Robert Burns (Scots)
2.2.1.bcl.1.dbn-2.2.0.0-timp-strings
Abbreviations (PDF)
Boosey & Hawkes
Composed in August is a song-cum-poem by Robert Burns, better known today by its opening line Now Westlin Winds. It is one of the Scottish poet’s earliest songs although he revised it several times. The first version was in more standard English, written around 1775 when Burns was only 16. It is a love song coloured by a sense of autumn. In fact, the poet’s love of nature is contrasted and interwoven with his love of a young woman.
The first of the five stanzas in my setting begins with flowing ripples on violas and cellos before the main theme is enunciated by the horns.
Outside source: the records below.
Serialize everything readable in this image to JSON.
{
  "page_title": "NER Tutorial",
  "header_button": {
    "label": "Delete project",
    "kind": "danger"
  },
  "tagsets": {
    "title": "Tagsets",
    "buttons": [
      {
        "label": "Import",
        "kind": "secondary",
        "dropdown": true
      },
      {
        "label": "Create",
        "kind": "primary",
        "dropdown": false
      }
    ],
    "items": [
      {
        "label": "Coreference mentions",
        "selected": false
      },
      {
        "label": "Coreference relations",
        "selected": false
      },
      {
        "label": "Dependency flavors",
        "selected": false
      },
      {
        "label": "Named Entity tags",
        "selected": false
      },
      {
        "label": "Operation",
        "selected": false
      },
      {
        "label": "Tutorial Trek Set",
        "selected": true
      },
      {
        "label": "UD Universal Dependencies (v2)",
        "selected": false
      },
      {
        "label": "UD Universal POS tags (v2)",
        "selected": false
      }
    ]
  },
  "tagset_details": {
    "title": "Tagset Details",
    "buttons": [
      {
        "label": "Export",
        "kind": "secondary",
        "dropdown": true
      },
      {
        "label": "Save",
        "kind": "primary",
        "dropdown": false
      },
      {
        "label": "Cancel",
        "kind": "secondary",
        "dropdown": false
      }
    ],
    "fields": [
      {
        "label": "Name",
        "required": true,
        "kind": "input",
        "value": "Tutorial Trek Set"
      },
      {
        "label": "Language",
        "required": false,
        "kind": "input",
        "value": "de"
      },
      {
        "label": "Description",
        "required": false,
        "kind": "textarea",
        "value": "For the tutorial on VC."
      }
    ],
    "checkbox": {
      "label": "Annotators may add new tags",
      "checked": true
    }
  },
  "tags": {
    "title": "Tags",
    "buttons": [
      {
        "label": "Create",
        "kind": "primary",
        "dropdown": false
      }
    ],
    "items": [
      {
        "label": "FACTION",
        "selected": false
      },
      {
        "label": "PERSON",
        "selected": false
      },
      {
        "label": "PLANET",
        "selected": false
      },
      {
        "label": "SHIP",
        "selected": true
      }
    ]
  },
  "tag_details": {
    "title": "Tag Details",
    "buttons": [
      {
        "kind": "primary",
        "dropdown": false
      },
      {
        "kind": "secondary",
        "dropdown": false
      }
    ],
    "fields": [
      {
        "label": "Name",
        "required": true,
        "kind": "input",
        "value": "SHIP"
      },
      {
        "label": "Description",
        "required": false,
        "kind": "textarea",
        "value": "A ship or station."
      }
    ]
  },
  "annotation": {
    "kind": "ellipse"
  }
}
The choir takes this up - it is influenced by Scottish folk song.
The second stanza (“The paitrick lo’es the fruitfu fells”) places this main theme in the bass section of the choir while the upper parts become more ornate and fluid. Two repeating chords in the strings begin to oscillate as “birdcalls” begin in the woodwind. A new melodic shape emerges for the third stanza (“Thus ev’ry kind their pleasure find”) as the music becomes more animated - the autumn hunt is now being described by Burns and the accompanying music is now more violent. Short instrumental episodes take the music from one stanza to the next.
The fourth stanza (“But Peggy dear”) is more serene and canon-like between the choral parts with a countermelody floating above on the violins. The cellos rise to their highest register and pass their material on to antiphonal oboes which accompany the beginning of the final stanza (“We’ll gently walk, and sweetly talk”) where we hear the return of the opening melody again. The work ends with restful humming in the voices as they fade away to silence.